After a drug bust swept through where Donahue was staying in Eastern Washington, she found herself escaping to a horse ranch in Central Oregon where she eventually detoxed and found sobriety. She calls this intervention an act of “God.”
“When things calmed down, I reached out to some of the people I was running with and they told me to stay away, to focus on taking care of my kids. That saved my life,” said Donahue.
According to Joe Wankelman, who has been actively involved with Hope N Wellness, Donahue’s story is a story of perseverance, where she “defied all odds.”
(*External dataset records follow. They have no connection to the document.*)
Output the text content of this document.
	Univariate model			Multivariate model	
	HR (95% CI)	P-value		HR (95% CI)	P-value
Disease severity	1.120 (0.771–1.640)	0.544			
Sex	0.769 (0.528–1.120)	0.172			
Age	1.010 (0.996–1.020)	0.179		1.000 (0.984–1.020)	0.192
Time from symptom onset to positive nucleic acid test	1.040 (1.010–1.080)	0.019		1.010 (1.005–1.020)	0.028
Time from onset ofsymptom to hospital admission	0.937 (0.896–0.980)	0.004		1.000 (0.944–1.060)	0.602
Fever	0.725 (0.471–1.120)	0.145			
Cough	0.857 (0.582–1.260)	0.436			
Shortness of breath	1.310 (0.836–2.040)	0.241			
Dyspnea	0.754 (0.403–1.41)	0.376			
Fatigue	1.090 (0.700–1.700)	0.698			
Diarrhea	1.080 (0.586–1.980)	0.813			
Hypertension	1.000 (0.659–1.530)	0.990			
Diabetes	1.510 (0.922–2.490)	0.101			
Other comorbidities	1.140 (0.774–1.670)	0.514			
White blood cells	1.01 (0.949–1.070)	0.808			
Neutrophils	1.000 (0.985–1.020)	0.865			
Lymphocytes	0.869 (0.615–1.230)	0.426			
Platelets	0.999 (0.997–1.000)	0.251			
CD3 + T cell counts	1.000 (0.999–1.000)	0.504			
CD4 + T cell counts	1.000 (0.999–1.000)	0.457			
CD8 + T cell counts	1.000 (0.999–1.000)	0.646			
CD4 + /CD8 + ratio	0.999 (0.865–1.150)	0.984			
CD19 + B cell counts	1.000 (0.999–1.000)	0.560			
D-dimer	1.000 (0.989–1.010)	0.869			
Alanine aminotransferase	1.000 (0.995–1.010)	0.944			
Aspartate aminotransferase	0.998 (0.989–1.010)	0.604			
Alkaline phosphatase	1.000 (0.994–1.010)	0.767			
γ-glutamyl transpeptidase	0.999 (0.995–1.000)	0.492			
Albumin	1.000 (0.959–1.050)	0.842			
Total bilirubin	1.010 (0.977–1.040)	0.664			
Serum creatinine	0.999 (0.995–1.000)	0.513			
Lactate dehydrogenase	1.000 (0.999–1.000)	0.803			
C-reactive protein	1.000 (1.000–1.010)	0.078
“The primary focus of Hope N Wellness is to establish trust, with those who have been hurt by the system so often, and so frequently, that they don’t trust anybody in it. Hope N Wellness is that first place where you can begin to establish that trust so someone might say ‘okay there is someone who cares.’ It’s from her [Donahue] story, and her understanding of that lack of trust, that is so powerful,” said Wankelman. “In our PhD’s and our research, we don’t measure trust. It’s not statistically definable. I can state some statistics but at the same time we don’t look at that aspect, we look at wanting to treat the symptoms. Giving a person a bed doesn’t establish trust it’s just giving someone a bed.”
Though Donahue had found sobriety and stability in her own life, she continued to have a tremendous amount of guilt over the years for being okay while she knew many others continued to struggle. She began volunteering at a drug treatment center but, through this work, she noticed that many people still lacked a space where they could feel safe and exist.
In 2020, when many social services were closed due to the pandemic, Donahue launched Hope N Wellness to create exactly that; a safe space where unhoused individuals could come without feeling obligated to join anything or participate in anything. Where they could just come, show up, sleep, and be left alone, to escape the weather and the unprotected dangers of the street.
According to the National Health Care for the Homeless Council, approximately 70% of all unhoused individuals experience some sort of assault, either physical or sexual, while living on the streets.

Some of the challenges Donahue has faced over the years is trying to find a location, with many cities and counties wanting their homeless issues to be “out of sight, out of mind.”
Another issue, she said, is governing bodies requiring trackable data to lend their support where things like “trust” is something not qualifiable. For example, last month Hope N Wellness served over 600 unhoused individuals but only 20 agreed to fill out paperwork to be considered an official “client.”
What’s more, when Snohomish County compiled its annual Point in Time (PIT) count compiling data on unhoused individuals in the region, her facility never received a visit or was included in the overall report.
Donahue’s solution to bridging the communicative gap between government bodies and service providers is to take personal testimony into account, not just numbers and data.
For Joe Wankelman, those forming decisions need to start walking the streets and meeting with individuals on a personal level. It also falls on how they collect, and measure, data.
“The people who are really having the challenges have an incredible story but they also have a perspective. We need to hear their perspective, we need hear the resources perspective, and those who have persevered’s perspective, but the people who have persevered have a very different story than the politicians who have never been in the ecosystem who have never had to endure a night on the street,” said Wankelman.
Hope ‘N Wellness partners with Wellpoint to provide compassionate, consistent case management that focuses on more than just checkboxes. It helps create a stable foundation, whether that means finding safe housing, preparing for employment, navigating systems, or simply having someone walk beside you who cares.